I Have Never Worn My Country's Uniform

After reading this ...I felt it says it all...Thank you to our Vets and those serving still.

My name is Derrick Wilburn. I live in Colorado, USA and I would consider myself a typical "John Q. Citizen." I have three wonderful children and I was there for all of their births, there for first teeth coming in, there to see first steps taken, there to help teach them how to tie shoe laces and throw a baseball, there for graduation ceremonies from the kindergarten. I've taken them to YMCA league basketball practice, and soccer, and dance, and whatever else they've been into. I took the training wheels off of all of their bikes and ran beside them on those wobbly first attempts at two-wheeling it.

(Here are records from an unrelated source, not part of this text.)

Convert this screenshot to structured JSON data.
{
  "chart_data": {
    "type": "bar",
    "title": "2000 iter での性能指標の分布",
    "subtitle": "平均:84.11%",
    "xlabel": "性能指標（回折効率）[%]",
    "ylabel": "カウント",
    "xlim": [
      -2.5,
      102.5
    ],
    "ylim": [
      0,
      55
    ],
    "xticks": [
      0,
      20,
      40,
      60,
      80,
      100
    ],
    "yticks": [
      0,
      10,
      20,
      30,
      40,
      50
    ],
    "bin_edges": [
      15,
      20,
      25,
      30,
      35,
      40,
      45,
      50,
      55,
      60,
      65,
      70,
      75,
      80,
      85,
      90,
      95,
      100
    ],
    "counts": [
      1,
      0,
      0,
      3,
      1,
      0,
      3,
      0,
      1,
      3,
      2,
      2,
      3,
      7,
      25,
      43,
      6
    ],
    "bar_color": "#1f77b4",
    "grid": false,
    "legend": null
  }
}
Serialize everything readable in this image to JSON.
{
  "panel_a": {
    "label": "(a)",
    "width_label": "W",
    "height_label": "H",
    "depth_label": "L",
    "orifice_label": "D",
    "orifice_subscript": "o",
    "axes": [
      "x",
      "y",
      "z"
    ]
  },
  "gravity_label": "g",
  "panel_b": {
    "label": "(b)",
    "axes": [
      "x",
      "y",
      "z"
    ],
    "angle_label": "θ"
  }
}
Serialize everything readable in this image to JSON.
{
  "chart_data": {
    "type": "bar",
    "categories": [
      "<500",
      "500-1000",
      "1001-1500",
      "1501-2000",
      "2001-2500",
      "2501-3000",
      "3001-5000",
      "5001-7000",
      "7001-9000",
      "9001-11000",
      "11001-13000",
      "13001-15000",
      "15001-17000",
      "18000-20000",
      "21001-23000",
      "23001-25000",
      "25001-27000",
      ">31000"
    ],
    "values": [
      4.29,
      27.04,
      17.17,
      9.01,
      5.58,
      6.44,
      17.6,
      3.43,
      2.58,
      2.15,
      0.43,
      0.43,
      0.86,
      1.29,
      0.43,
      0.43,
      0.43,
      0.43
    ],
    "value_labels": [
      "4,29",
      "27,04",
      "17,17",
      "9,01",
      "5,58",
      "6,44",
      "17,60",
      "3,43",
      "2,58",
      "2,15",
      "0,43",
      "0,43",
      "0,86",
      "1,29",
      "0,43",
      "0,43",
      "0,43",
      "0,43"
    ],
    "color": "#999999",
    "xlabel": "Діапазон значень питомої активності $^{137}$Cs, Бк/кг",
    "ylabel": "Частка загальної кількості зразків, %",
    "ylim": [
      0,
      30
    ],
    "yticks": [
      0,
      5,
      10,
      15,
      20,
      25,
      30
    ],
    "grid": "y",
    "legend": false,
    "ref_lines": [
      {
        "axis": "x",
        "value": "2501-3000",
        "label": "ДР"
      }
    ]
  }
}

Though I've missed a few, I've been there to watch their games. Been there to blow runny noses, help them figure out how two minus three can result in a number that's less actually than zero. Made them peanut butter and jelly sandwiches when they were hungry. Gone hiking in the summer, sledding in winter.

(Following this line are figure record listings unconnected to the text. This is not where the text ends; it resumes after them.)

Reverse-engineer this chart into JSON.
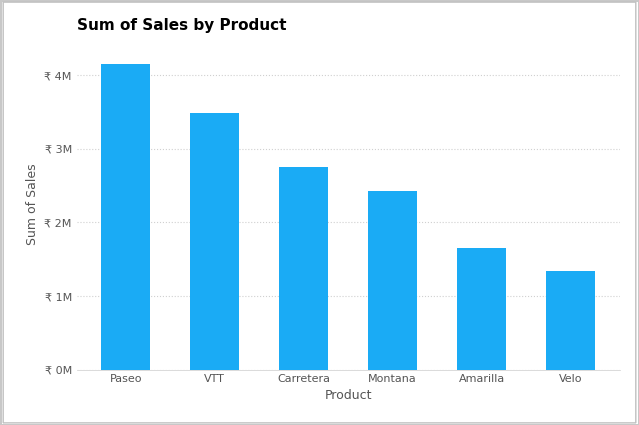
{
  "title": "Sum of Sales by Product",
  "categories": [
    "Paseo",
    "VTT",
    "Carretera",
    "Montana",
    "Amarilla",
    "Velo"
  ],
  "values": [
    4150000,
    3490000,
    2750000,
    2430000,
    1650000,
    1340000
  ],
  "bar_color": "#1aabf5",
  "xlabel": "Product",
  "ylabel": "Sum of Sales",
  "ylim": [
    0,
    4500000
  ],
  "yticks": [
    0,
    1000000,
    2000000,
    3000000,
    4000000
  ],
  "ytick_labels": [
    "₹ 0M",
    "₹ 1M",
    "₹ 2M",
    "₹ 3M",
    "₹ 4M"
  ],
  "background_color": "#ffffff",
  "grid_color": "#d0d0d0",
  "title_fontsize": 11,
  "axis_label_fontsize": 9,
  "tick_fontsize": 8,
  "bar_width": 0.55
}
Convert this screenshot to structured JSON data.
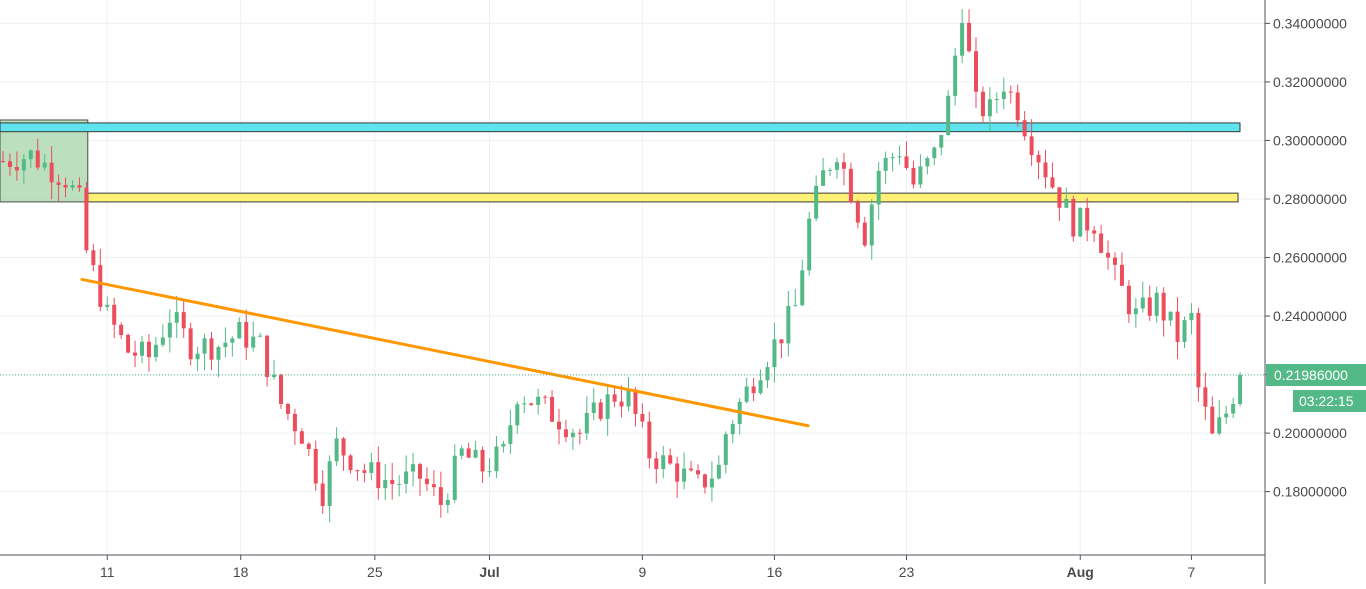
{
  "chart_data": {
    "type": "candlestick",
    "symbol": "",
    "y_axis": {
      "position": "right",
      "range": [
        0.158,
        0.348
      ],
      "ticks": [
        0.18,
        0.2,
        0.22,
        0.24,
        0.26,
        0.28,
        0.3,
        0.32,
        0.34
      ],
      "tick_labels": [
        "0.18000000",
        "0.20000000",
        "0.22000000",
        "0.24000000",
        "0.26000000",
        "0.28000000",
        "0.30000000",
        "0.32000000",
        "0.34000000"
      ]
    },
    "x_axis": {
      "tick_labels": [
        "11",
        "18",
        "25",
        "Jul",
        "9",
        "16",
        "23",
        "Aug",
        "7"
      ],
      "bold_labels": [
        "Jul",
        "Aug"
      ]
    },
    "grid": true,
    "current_price": {
      "value": 0.21986,
      "label": "0.21986000",
      "countdown": "03:22:15",
      "color": "#53b987"
    },
    "colors": {
      "up": "#53b987",
      "down": "#eb4d5c",
      "trendline": "#ff9800",
      "resistance_zone": "#5fe3ee",
      "support_zone": "#fff176",
      "consolidation_box": "#a5d6a7"
    },
    "annotations": {
      "resistance_zone": [
        0.303,
        0.306
      ],
      "support_zone": [
        0.279,
        0.282
      ],
      "trendline": [
        [
          0.0,
          0.2525
        ],
        [
          0.0,
          0.2025
        ]
      ]
    },
    "series_path": [
      [
        0,
        0.293
      ],
      [
        4,
        0.295
      ],
      [
        9,
        0.287
      ],
      [
        11,
        0.279
      ],
      [
        12,
        0.262
      ],
      [
        15,
        0.24
      ],
      [
        18,
        0.228
      ],
      [
        21,
        0.226
      ],
      [
        24,
        0.24
      ],
      [
        27,
        0.23
      ],
      [
        31,
        0.23
      ],
      [
        34,
        0.234
      ],
      [
        37,
        0.23
      ],
      [
        40,
        0.21
      ],
      [
        43,
        0.2
      ],
      [
        46,
        0.18
      ],
      [
        48,
        0.196
      ],
      [
        52,
        0.187
      ],
      [
        56,
        0.183
      ],
      [
        60,
        0.185
      ],
      [
        63,
        0.176
      ],
      [
        66,
        0.193
      ],
      [
        69,
        0.188
      ],
      [
        72,
        0.193
      ],
      [
        74,
        0.214
      ],
      [
        77,
        0.21
      ],
      [
        80,
        0.205
      ],
      [
        83,
        0.2
      ],
      [
        86,
        0.209
      ],
      [
        88,
        0.213
      ],
      [
        90,
        0.212
      ],
      [
        93,
        0.193
      ],
      [
        97,
        0.187
      ],
      [
        100,
        0.182
      ],
      [
        103,
        0.188
      ],
      [
        104,
        0.2
      ],
      [
        106,
        0.21
      ],
      [
        109,
        0.223
      ],
      [
        112,
        0.234
      ],
      [
        114,
        0.243
      ],
      [
        116,
        0.272
      ],
      [
        118,
        0.288
      ],
      [
        120,
        0.297
      ],
      [
        122,
        0.283
      ],
      [
        124,
        0.268
      ],
      [
        126,
        0.29
      ],
      [
        129,
        0.297
      ],
      [
        131,
        0.285
      ],
      [
        134,
        0.295
      ],
      [
        136,
        0.313
      ],
      [
        138,
        0.345
      ],
      [
        140,
        0.312
      ],
      [
        142,
        0.31
      ],
      [
        144,
        0.32
      ],
      [
        146,
        0.311
      ],
      [
        148,
        0.3
      ],
      [
        151,
        0.285
      ],
      [
        154,
        0.272
      ],
      [
        157,
        0.272
      ],
      [
        160,
        0.253
      ],
      [
        163,
        0.24
      ],
      [
        166,
        0.245
      ],
      [
        169,
        0.233
      ],
      [
        171,
        0.239
      ],
      [
        172,
        0.215
      ],
      [
        174,
        0.198
      ],
      [
        176,
        0.207
      ],
      [
        178,
        0.2199
      ]
    ]
  }
}
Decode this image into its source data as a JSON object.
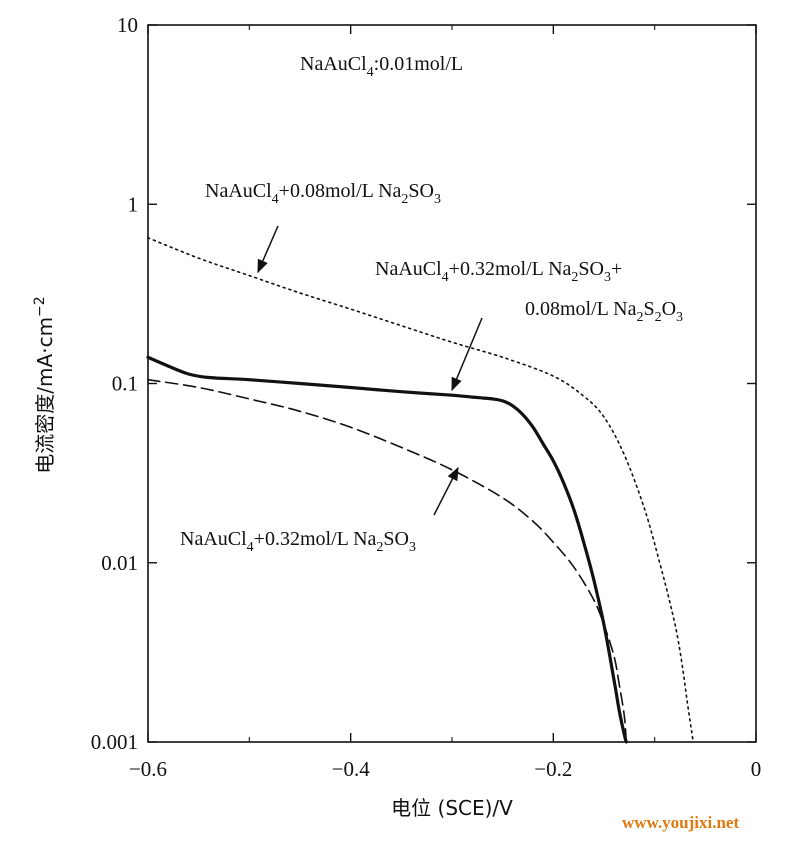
{
  "chart_data": {
    "type": "line",
    "title": "",
    "xlabel": "电位 (SCE)/V",
    "ylabel": "电流密度/mA·cm",
    "ylabel_sup": "−2",
    "xlim": [
      -0.6,
      0
    ],
    "ylim": [
      0.001,
      10
    ],
    "yscale": "log",
    "x_ticks": [
      -0.6,
      -0.4,
      -0.2,
      0
    ],
    "x_tick_labels": [
      "−0.6",
      "−0.4",
      "−0.2",
      "0"
    ],
    "y_ticks": [
      10,
      1,
      0.1,
      0.01,
      0.001
    ],
    "y_tick_labels": [
      "10",
      "1",
      "0.1",
      "0.01",
      "0.001"
    ],
    "grid": false,
    "header_note": {
      "main": "NaAuCl",
      "sub": "4",
      "tail": ":0.01mol/L"
    },
    "series": [
      {
        "style": "dotted",
        "x": [
          -0.6,
          -0.55,
          -0.5,
          -0.45,
          -0.4,
          -0.35,
          -0.3,
          -0.25,
          -0.2,
          -0.17,
          -0.15,
          -0.13,
          -0.11,
          -0.095,
          -0.085,
          -0.078,
          -0.072,
          -0.068,
          -0.064,
          -0.062
        ],
        "y": [
          0.65,
          0.5,
          0.4,
          0.32,
          0.26,
          0.21,
          0.17,
          0.14,
          0.11,
          0.085,
          0.065,
          0.04,
          0.02,
          0.01,
          0.006,
          0.004,
          0.0025,
          0.0017,
          0.0012,
          0.001
        ]
      },
      {
        "style": "solid",
        "x": [
          -0.6,
          -0.58,
          -0.56,
          -0.54,
          -0.5,
          -0.45,
          -0.4,
          -0.35,
          -0.3,
          -0.28,
          -0.27,
          -0.26,
          -0.25,
          -0.24,
          -0.23,
          -0.22,
          -0.21,
          -0.2,
          -0.19,
          -0.18,
          -0.17,
          -0.16,
          -0.15,
          -0.14,
          -0.135,
          -0.13,
          -0.128
        ],
        "y": [
          0.14,
          0.125,
          0.113,
          0.108,
          0.105,
          0.1,
          0.095,
          0.09,
          0.086,
          0.084,
          0.083,
          0.082,
          0.08,
          0.075,
          0.067,
          0.057,
          0.046,
          0.037,
          0.028,
          0.02,
          0.013,
          0.008,
          0.0045,
          0.0022,
          0.0015,
          0.0011,
          0.001
        ]
      },
      {
        "style": "dashed",
        "x": [
          -0.6,
          -0.55,
          -0.5,
          -0.45,
          -0.4,
          -0.35,
          -0.3,
          -0.25,
          -0.22,
          -0.2,
          -0.18,
          -0.16,
          -0.15,
          -0.14,
          -0.135,
          -0.13,
          -0.128
        ],
        "y": [
          0.105,
          0.095,
          0.082,
          0.07,
          0.057,
          0.044,
          0.033,
          0.023,
          0.017,
          0.013,
          0.0095,
          0.0062,
          0.0045,
          0.003,
          0.0021,
          0.0014,
          0.001
        ]
      }
    ],
    "annotations": [
      {
        "parts": [
          [
            "NaAuCl",
            "4",
            "+0.08mol/L Na"
          ],
          [
            "",
            "2",
            "SO"
          ],
          [
            "",
            "3",
            ""
          ]
        ]
      },
      {
        "parts": [
          [
            "NaAuCl",
            "4",
            "+0.32mol/L Na"
          ],
          [
            "",
            "2",
            "SO"
          ],
          [
            "",
            "3",
            "+"
          ]
        ]
      },
      {
        "parts": [
          [
            "0.08mol/L Na",
            "2",
            "S"
          ],
          [
            "",
            "2",
            "O"
          ],
          [
            "",
            "3",
            ""
          ]
        ]
      },
      {
        "parts": [
          [
            "NaAuCl",
            "4",
            "+0.32mol/L Na"
          ],
          [
            "",
            "2",
            "SO"
          ],
          [
            "",
            "3",
            ""
          ]
        ]
      }
    ]
  },
  "watermark": "www.youjixi.net"
}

With the exception of nights that I've slept in a comfortable hotel room, I sleep in a king-sized bed with the one I love every night for the past nineteen years. I eat hot meals when I desire. I've never really volunteered to lay my life on the line for anyone, let alone perfect strangers. I've never pulled a sixteen-hour patrol shift, never climbed to the top of some sand hill in 115 degree heat wearing Kevlar body armor, a 65-pound backpack and carrying a 15-pound machine gun. I've never slept in a hole in the ground that I'd dug just hours before, or in the crawl-space beneath a Humvee while sucking diesel fumes or trying to block out the thunder from passing birds of war.
When I'm hot, I turn up the a/c; when cold, turn up the heat; when hungry, go to a well-stocked kitchen just a few feet away. I don't live with my head on a swivel. I haven't lost dozens of close friend, co-workers, brethren-in-arms and had to deal with the grief of losing them while knowing it was just inches away from being me.

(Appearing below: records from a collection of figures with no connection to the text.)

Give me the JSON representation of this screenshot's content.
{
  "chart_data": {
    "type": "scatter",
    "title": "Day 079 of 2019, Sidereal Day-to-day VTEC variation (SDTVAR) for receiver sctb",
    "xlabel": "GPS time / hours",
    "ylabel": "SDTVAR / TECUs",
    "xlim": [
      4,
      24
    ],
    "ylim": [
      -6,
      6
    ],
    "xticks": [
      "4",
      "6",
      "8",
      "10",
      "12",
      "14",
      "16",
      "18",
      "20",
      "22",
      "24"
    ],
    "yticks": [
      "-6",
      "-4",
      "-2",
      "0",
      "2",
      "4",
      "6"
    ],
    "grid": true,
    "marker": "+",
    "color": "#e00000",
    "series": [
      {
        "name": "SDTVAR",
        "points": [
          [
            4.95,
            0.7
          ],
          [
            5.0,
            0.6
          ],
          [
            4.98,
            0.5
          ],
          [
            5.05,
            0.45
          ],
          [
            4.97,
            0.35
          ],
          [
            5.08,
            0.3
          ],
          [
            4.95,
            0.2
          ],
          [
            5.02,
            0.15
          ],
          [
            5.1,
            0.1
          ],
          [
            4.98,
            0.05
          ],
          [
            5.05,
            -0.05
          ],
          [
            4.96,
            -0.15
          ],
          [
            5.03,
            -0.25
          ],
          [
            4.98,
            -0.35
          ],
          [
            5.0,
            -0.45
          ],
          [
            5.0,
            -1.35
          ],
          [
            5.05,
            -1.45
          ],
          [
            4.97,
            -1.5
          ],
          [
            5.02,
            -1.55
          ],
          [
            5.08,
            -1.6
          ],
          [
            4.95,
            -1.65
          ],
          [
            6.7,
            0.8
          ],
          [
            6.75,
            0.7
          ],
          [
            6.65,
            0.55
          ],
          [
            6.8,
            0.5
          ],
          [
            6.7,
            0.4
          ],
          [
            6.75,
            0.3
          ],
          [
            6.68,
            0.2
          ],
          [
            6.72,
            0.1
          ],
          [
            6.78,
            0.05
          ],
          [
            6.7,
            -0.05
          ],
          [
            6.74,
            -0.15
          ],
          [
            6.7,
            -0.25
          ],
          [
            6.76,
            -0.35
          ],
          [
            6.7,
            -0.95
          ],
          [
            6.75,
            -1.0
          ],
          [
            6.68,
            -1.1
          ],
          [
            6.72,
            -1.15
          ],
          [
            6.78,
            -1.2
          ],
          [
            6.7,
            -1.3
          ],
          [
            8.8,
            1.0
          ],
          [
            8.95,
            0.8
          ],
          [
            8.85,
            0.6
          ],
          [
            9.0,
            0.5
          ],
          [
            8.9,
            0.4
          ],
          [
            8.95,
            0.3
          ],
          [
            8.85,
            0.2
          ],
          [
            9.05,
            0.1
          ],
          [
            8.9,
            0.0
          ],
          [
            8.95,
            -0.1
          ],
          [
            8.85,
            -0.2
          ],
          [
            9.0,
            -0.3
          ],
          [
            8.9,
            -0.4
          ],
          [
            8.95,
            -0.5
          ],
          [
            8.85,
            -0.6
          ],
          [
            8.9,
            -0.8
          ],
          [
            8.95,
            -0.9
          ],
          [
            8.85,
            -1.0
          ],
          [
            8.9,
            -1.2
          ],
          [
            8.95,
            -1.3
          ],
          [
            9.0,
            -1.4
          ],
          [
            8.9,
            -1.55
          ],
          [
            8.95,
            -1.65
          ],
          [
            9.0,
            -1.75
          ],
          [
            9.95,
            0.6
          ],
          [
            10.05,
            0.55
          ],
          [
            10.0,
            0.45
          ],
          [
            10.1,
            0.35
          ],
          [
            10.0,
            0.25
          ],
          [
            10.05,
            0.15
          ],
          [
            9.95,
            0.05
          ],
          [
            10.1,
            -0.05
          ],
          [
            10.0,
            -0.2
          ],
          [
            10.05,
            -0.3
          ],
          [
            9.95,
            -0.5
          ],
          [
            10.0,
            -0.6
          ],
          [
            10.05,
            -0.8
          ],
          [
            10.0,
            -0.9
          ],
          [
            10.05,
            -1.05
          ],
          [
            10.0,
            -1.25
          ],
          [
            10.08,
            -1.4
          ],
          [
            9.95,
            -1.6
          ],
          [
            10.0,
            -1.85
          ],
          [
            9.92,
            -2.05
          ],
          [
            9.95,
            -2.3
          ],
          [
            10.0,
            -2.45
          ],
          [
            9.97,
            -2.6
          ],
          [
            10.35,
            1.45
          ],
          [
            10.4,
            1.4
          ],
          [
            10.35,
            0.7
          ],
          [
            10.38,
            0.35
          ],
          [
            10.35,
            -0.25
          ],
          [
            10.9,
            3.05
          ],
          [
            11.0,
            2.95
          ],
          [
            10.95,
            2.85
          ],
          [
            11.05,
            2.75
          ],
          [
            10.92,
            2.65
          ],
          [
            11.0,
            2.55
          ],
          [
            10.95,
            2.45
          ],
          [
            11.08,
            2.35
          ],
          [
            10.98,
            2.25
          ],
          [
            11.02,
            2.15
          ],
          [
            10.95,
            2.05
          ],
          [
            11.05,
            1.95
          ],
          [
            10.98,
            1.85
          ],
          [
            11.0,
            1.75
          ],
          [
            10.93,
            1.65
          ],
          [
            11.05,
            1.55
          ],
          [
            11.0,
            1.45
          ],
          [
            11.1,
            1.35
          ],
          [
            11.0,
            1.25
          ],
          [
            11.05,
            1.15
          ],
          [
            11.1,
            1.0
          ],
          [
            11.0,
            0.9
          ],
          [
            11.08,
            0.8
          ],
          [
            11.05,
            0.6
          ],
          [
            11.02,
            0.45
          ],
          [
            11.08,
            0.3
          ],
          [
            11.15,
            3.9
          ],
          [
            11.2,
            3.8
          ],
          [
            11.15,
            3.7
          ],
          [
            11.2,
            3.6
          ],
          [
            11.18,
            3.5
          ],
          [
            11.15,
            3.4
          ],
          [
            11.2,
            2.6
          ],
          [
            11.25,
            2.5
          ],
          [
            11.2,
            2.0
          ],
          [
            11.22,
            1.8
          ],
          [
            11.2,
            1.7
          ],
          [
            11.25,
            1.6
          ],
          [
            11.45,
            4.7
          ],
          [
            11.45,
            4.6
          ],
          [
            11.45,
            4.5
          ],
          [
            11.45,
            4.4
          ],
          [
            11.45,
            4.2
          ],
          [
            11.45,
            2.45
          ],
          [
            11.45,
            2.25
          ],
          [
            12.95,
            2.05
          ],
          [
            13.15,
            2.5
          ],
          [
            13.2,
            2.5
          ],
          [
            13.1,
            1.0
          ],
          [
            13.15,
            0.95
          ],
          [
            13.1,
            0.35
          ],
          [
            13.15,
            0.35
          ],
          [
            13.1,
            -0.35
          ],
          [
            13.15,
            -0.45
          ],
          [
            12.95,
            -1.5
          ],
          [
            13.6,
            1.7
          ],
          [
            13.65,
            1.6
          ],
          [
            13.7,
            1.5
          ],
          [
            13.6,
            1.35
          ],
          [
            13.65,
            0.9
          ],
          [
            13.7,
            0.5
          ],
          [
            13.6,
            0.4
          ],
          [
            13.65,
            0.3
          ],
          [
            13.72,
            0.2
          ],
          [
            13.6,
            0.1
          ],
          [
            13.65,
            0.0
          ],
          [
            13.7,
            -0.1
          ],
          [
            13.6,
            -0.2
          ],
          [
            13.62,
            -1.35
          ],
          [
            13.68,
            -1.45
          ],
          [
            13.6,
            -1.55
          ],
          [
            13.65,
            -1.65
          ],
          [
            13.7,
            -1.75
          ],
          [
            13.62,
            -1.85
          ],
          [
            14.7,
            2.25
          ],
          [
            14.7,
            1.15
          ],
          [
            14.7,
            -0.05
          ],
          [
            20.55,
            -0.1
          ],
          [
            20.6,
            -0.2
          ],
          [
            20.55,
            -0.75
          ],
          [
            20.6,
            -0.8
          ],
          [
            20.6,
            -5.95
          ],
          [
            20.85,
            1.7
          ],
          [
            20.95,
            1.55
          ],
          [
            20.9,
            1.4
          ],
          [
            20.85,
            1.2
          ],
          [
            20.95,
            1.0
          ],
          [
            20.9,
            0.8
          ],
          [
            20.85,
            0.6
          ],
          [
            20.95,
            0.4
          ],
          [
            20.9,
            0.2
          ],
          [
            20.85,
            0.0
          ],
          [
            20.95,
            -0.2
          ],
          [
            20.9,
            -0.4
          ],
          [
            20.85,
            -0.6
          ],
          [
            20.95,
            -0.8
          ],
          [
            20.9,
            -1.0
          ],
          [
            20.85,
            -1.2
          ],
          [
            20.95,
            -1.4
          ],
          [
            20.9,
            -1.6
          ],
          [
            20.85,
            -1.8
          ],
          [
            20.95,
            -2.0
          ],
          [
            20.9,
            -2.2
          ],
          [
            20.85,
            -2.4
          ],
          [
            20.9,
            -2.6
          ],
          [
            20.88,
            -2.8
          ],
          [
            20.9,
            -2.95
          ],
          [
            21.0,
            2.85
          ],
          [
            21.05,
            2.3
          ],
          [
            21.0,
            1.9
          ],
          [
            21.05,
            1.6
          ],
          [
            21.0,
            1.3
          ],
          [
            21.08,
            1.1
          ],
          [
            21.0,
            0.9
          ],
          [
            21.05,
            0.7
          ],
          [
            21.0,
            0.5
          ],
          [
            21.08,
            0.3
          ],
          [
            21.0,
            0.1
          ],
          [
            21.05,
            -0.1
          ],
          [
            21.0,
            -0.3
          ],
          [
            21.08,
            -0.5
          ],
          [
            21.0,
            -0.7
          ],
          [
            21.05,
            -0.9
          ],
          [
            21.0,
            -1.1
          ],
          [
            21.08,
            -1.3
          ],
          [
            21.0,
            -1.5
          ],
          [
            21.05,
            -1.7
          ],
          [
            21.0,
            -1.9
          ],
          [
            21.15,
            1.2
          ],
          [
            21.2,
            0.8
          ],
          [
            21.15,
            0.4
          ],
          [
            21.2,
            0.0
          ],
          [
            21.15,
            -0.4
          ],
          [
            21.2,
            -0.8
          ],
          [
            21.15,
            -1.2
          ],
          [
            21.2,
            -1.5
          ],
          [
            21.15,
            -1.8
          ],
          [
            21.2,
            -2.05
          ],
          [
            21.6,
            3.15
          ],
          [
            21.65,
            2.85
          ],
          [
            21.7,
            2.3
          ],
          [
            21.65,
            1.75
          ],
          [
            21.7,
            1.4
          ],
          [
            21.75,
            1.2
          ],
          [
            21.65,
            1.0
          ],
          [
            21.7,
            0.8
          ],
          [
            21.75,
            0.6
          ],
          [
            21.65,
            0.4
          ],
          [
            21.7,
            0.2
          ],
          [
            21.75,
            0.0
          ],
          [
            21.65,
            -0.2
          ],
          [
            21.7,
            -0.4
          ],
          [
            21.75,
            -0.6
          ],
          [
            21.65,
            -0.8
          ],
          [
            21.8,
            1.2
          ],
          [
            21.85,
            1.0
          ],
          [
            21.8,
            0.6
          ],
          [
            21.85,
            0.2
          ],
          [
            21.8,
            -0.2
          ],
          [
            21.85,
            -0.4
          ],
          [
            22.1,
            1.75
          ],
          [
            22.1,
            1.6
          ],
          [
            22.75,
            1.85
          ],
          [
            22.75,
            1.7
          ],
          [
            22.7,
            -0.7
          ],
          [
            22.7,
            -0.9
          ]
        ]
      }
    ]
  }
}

Veterans have lived in a world I cannot imagine. I have no commanding officer nor anyone else yelling in my ear and demanding precision. They missed births, birthdays, tucking in and all the rest by accepting a job that sends them half a globe away from the ones they love for months sometimes years at a time. They do it for all-too-little pay, often times serving as political ping pong balls as citizens and elected representatives alike bicker and posture. And they do it all because they've sworn an oath to defend this, the greatest land on earth, from any and all who threaten her.
Thank you, from a grateful father and husband, America's veterans. You are the best this nation has. Extraordinary human beings in every aspect of the term. I sleep better at night knowing you are on that wall.